This panel examines how diverse communities, in their quests to alleviate suffering, pursue ritual and interpretative transformations of sickness as a way to negotiate or transcend medical frameworks. The first paper explores the transformative power of ritual songs through Hindu deathbed chanting, Jewish pre-burial recitations, and Shipibo Amazonian plant medicine songs. It examines “the ritual song paradox” as the productive tension within which physical affliction coexists with metaphysical perfection. The second paper focuses on the healing ritual of ayahuasca in the Church of Santo Daime in Brazil, arguing that healing results from community, bodily discipline, and a collective understanding of ayahuasca as sacred. The third paper studies Ghanaian immigrants in the US and their interpretative transformations around health as a result of migration. The final paper frames the psychiatric injection of antipsychotics as a "secular sacrament" administered within the modern "liturgy of the clinic" for schizophrenic patients within South Korea.
The comparative religious category of efficacious ritual singing offers a paradigm for considering and crafting healing futures. These songs, delivered by ritual specialists, seek to enact metaphysical transformations in physically afflicted subjects, ushering forth exalted, divine realities without disrupting pre-existing conditions of death and decay. My study is grounded in the long-standing practice of three autoethnographic contexts: Hindu deathbed chanting; Jewish pre-burial recitations; and Shipibo Amazonian plant medicine songs. Within the observable logic of such rituals, physical affliction coexists with metaphysical perfection—futures which are ritually accessible beyond linear time, although not yet fully manifest. This productive tension can be called the ritual song paradox. These healing songs are powerful tools for confronting unbearable realities without bypassing them, while encompassing them with attention and care that magnifies a more perfect world. This moves beyond biomedical paradigms of cure and provides access to perfection even in the face of suffering.

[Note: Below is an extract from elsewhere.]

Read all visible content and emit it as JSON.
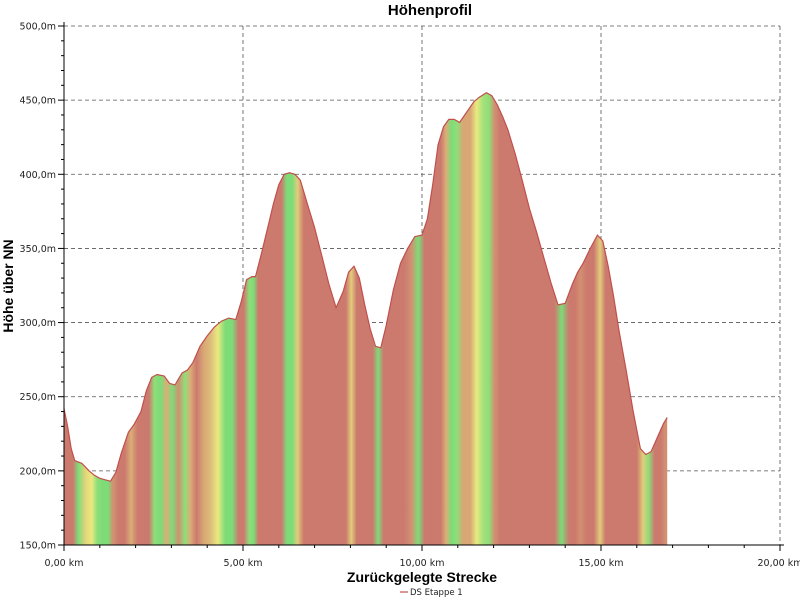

This presentation examines the processes of healing in the Church of Santo Daime in Brazil, where religious practice, indigenous knowledge, and biomedical science converge around the psychoactive brew called ayahuasca. Drawing on ethnographic research conducted across multiple Santo Daime communities, I investigate how ritual, forms of embodiment, music, vestment, space, community, and lore shape the experience and the perceived healing outcomes of ayahuasca ceremonies. My presentation will argue that the healing processes in the Church Santo Daime, although centered around the consumption of the brew ayahuasca, cannot be achieved solely through the chemical properties of the psychoactive brew. Instead, healing is the result of communal experience and support, sustained bodily discipline, and a collective understanding of ayahuasca as sacred.
Research on religion and health has shown that religious beliefs and practices are associated with both positive health outcomes and, in some cases, delays in seeking medical care. This study examines how Ghanaian immigrants in the United States draw on religion and medicine to interpret health and make health-related decisions after migration to a context where medical authority is institutionally dominant. Drawing on in-depth interviews with seventy Ghanaian immigrants and participant observation in Ghanaian churches in Houston, the study will analyze narratives about illness, healing, and medical authority across physical and mental health domains. By foregrounding religion as an interpretive framework, the study contributes to scholarship on religion, health, and migration and highlights how immigrant congregations shape approaches to health, healing, and care.
This paper explores the religious, ethical, and epistemological dimensions surrounding Long-Acting Injectable (LAI) antipsychotics for severe schizophrenia in South Korea. Moving beyond pure bioethics, this study analyses LAIs through Religious Studies, framing the psychiatric injection as a "secular sacrament" administered within the modern "liturgy of the clinic." By deconstructing the supposedly objective framework of Evidence-Based Medicine (EBM), the paper utilises the concept of "meaning response" to reveal how psychiatric efficacy heavily depends on the therapeutic alliance and "secular faith." We evaluate this ritualised clinical encounter against the WHO QualityRights framework, investigating whether LAIs function as inhumane "chemical restraints" or as instruments of empowerment. Ultimately, this research argues that EBM and traditional Faith-Based Healing (FBH) are not fundamentally opposed. Both operate on parallel mechanisms of belief, authority, and meaning-making, demonstrating that true psychiatric recovery requires a collaborative synthesis of biological intervention and faith-based trust.